Iceage have shared a new song, The Weak, from their upcoming album For Love of Grace & the Hereafter. The record is out May 29 via Mexican Summer, and Bandcamp lists The Weak alongside the previously released Ember and Star.

That makes The Weak the third look at the Danish band’s next full-length, and it is the one that most plainly reconnects Iceage to their original bad-wiring charm. Consequence reports that the band described the song as one that “throttles at full speed, surging with a jittery jangle and sudden release.” That is about the right temperature: nervous, fast, scraped raw, but still oddly elegant in the way Iceage songs can be when they sound like they are falling down a staircase on purpose.

The single does not appear to be reaching for arena polish or festival-size catharsis. It moves like a bar fight remembered through a fever, with rock-and-roll muscle under the hood and Elias Rønnenfelt sounding less like he is delivering a hook than trying to escape one. Consequence quotes the bridge as: “Life is for the weak/ Stripped for what you’re worth/ Now standing cracked and incomplete.”

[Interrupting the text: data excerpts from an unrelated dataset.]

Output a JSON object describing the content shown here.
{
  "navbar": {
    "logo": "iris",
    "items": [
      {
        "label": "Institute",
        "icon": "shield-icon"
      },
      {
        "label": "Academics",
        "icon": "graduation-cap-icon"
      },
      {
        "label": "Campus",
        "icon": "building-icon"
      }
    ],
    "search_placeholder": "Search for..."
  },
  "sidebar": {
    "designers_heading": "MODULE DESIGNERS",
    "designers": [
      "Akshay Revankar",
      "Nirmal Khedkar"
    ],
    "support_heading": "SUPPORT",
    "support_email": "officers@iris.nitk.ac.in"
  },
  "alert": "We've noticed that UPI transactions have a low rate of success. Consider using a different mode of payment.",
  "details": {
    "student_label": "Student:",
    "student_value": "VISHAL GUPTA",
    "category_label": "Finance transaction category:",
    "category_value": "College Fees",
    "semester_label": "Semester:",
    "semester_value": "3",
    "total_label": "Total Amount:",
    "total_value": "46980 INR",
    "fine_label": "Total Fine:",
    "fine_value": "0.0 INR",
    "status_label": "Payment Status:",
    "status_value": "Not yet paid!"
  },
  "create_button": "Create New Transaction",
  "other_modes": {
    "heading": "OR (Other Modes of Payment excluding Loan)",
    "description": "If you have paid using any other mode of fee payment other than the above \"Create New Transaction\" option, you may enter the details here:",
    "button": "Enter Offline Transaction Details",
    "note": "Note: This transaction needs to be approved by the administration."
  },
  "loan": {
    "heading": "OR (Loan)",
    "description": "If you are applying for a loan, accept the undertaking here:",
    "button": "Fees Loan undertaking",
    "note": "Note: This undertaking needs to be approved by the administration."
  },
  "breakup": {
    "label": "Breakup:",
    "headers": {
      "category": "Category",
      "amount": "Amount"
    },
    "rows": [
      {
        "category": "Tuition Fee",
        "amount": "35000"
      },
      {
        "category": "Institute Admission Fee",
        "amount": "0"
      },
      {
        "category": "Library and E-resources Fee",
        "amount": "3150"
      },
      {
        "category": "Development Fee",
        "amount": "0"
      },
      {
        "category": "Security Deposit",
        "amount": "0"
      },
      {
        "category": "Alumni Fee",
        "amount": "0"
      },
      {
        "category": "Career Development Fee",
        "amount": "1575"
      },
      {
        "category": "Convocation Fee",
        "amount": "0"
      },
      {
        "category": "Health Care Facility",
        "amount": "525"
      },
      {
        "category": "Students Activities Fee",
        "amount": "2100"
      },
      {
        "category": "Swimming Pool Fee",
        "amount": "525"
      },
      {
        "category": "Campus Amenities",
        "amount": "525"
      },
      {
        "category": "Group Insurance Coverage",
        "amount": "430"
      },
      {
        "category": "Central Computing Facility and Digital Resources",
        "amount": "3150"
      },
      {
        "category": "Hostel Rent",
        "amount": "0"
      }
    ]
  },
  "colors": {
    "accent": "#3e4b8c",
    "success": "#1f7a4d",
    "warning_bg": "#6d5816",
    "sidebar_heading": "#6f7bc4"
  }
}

For Love of Grace & the Hereafter follows the band’s recent run of singles after a five-year gap between albums of new material. The new track also sharpens the record’s early promise: Ember had menace and heat, Star had a brighter jangle, and The Weak snaps those instincts into something more skeletal and impatient.

Iceage have always been most compelling when they make decay feel kinetic. Their best songs do not tidy up the mess; they give it tempo, posture, and a beautiful limp. If The Weak is the album’s nerve ending, May 29 suddenly feels less like a release date and more like a dare.